The basic idea is that you give solr a word like engineer, and it boils the word down to the word's stem, so that you can run queries like engineer, engineers, engineered, or engineering and it will give you the same results. There are stemmers for basically every language you can think of, and the solr documentation explains how to use them far better than I ever could. The example schema.xml file generated by Sitecore actually contains basic analyzers that work fairly well. You will likely want to tweak them to fit your needs, but for an out-of-the-box solution, they work.
Once you've put the correct analyzers in place, restarted solr (this is important, solr does not pick up schema changes on the fly), and reindexed, you should now be getting decent search results in multiple languages.
Now is when language-specifics come into play. One of the languages this client supports is Polish, which does not come with out-of-the-box support from solr. Thankfully, there are already instructions for how to set that up.
The problem language for us, so far, has been German. German is what's known as a fusional language, which means that they tend to make new words by shoving old ones together. For instance, the German word for engineer is "ingenieur" and the word for civil engineer is "bauingenieur." This creates an issue for our search purposes, as "bauingenieur" and "ingenieur" should both return results for "ingenieur." The problem is solved with the Dictionary Compound Word Token Filter, a solr filter that will break words like bauingenieur down into their components "bau" and "ingenieur," so your results become what you'd expect. This requires a German word list, which can be a bit tricky to find, but once you have it, it works beautifully.

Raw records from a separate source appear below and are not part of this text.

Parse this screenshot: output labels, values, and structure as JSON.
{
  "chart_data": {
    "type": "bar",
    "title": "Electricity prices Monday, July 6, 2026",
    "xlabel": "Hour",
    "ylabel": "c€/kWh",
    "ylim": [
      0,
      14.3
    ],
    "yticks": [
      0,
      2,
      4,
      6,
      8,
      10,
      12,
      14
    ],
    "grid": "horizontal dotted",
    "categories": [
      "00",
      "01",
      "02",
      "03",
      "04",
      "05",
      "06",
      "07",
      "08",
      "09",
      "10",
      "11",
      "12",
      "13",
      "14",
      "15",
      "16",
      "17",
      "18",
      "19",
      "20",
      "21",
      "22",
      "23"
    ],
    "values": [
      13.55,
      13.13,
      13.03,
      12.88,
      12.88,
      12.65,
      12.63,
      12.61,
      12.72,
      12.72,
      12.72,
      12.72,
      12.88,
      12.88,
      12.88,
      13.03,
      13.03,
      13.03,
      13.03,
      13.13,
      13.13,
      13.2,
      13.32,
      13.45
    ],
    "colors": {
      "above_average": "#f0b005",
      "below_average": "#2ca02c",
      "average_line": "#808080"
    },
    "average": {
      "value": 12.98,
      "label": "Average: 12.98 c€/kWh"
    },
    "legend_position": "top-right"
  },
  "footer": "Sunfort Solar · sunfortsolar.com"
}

At this point, our search results have become downright useful and accurate (though we haven't implemented nice-to-haves like spellchecking and synonym searches), but there's a subtle bug. Sitecore isn't sending over the _content field to solr for each individual language properly. If your setup is like ours, with a very thin item and all of the pertinent content in subcomponents, the _content field in the index is going to be very sparse, basically containing nothing but the content in the top level item itself.

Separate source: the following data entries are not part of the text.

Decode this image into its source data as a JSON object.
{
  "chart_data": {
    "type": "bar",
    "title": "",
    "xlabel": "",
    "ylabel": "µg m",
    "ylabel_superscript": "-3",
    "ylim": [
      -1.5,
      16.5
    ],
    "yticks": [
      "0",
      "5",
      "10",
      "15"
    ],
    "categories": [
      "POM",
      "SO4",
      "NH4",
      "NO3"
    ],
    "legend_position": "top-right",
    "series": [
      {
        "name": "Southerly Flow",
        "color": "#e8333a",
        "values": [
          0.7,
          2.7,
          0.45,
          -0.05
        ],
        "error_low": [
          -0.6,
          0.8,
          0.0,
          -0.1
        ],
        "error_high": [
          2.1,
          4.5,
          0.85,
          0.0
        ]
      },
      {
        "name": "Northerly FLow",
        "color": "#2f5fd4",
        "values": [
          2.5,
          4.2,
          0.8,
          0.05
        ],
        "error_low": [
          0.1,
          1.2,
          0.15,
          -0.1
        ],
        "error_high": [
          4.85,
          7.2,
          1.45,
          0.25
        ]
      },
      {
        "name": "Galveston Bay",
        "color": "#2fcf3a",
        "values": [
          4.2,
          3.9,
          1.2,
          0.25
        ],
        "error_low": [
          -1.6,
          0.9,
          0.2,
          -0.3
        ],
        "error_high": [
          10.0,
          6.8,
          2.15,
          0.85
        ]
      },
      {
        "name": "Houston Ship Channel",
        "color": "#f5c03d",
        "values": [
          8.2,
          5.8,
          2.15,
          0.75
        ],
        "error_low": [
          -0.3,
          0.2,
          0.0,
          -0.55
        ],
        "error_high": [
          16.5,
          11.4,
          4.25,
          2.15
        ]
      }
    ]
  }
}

This is a subtle bug, and one that took several hours of debugging and someone far more versed in Sitecore than me to finally solve, but the issue is in the computed index field for the _content field.
var dataSources = Globals.LinkDatabase .GetReferences(indexItem) .Where(link => ShouldProcessLink(link, indexItem)) .Select(link => link.GetTargetItem()) .Where(targetItem => targetItem != null && targetItem.Versions.Count > 0) .Distinct();
This code will only get the components in Sitecore's default language. The rest of the code will properly put the correct language content from the top-level item into the index, but one of the checks it makes is whether or not a component is in the layout of that item in that version and language. If you have an item that only exists in the default Sitecore language, this works fine, but for any other language it's not going to get any of the subcomponents.

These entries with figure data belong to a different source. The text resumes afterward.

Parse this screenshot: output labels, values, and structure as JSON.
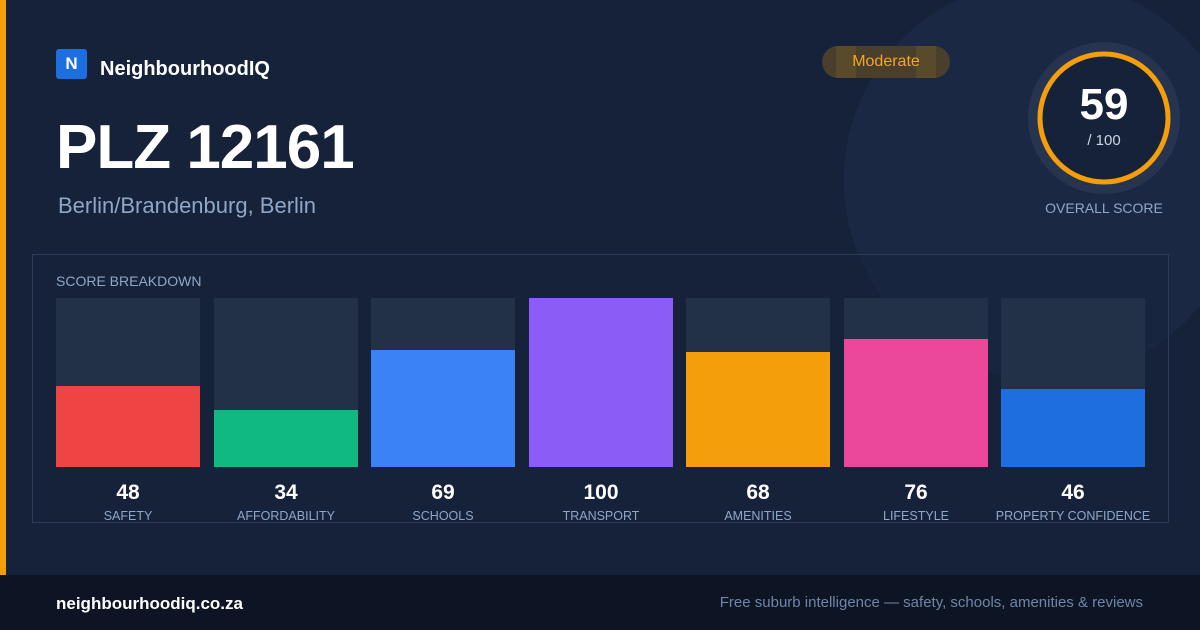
{
  "brand": {
    "logo_letter": "N",
    "name": "NeighbourhoodIQ"
  },
  "badge": {
    "label": "Moderate"
  },
  "location": {
    "title": "PLZ 12161",
    "subtitle": "Berlin/Brandenburg, Berlin"
  },
  "overall": {
    "score": "59",
    "max_label": "/ 100",
    "score_fraction": 0.59,
    "label": "OVERALL SCORE",
    "ring_color": "#f59e0b"
  },
  "breakdown": {
    "title": "SCORE BREAKDOWN",
    "items": [
      {
        "value": "48",
        "label": "SAFETY",
        "color": "#ef4444"
      },
      {
        "value": "34",
        "label": "AFFORDABILITY",
        "color": "#10b981"
      },
      {
        "value": "69",
        "label": "SCHOOLS",
        "color": "#3b82f6"
      },
      {
        "value": "100",
        "label": "TRANSPORT",
        "color": "#8b5cf6"
      },
      {
        "value": "68",
        "label": "AMENITIES",
        "color": "#f59e0b"
      },
      {
        "value": "76",
        "label": "LIFESTYLE",
        "color": "#ec4899"
      },
      {
        "value": "46",
        "label": "PROPERTY CONFIDENCE",
        "color": "#1d6fe0"
      }
    ]
  },
  "footer": {
    "site": "neighbourhoodiq.co.za",
    "tagline": "Free suburb intelligence — safety, schools, amenities & reviews"
  }
}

I haven't found any documentation about this, but the solution that is working for us is bringing in a LanguageSwitcher:
using (var switcher = new LanguageSwitcher(indexItem.Language)) { public class VisualizationField : MediaItemContentExtractor { public override object ComputeFieldValue(IIndexable indexable) { string baseValue = base.ComputeFieldValue(indexable) as string; Item indexItem = indexable as SitecoreIndexableItem; if (!ShouldIndexItem(indexItem)) { return baseValue; } var dataSources = Globals.LinkDatabase .GetReferences(indexItem) .Where(link => ShouldProcessLink(link, indexItem)) .Select(link => link.GetTargetItem()) .Where(targetItem => targetItem != null && targetItem.Versions.Count > 0) .Distinct(); var result = new StringBuilder(); if (!string.IsNullOrEmpty(baseValue)) { result.AppendLine(baseValue); } foreach (var dataSource in dataSources.Where(ShouldIndexDataSource)) { dataSource.Fields.ReadAll(); foreach (var field in dataSource.Fields.Where(ShouldIndexField)) { result.AppendLine(field.Value); } } return result.ToString(); } } }
Once you rebuild and reindex with the proper computed index field, your components will be properly indexed, your search results correct, and, hopefully, your clients happy.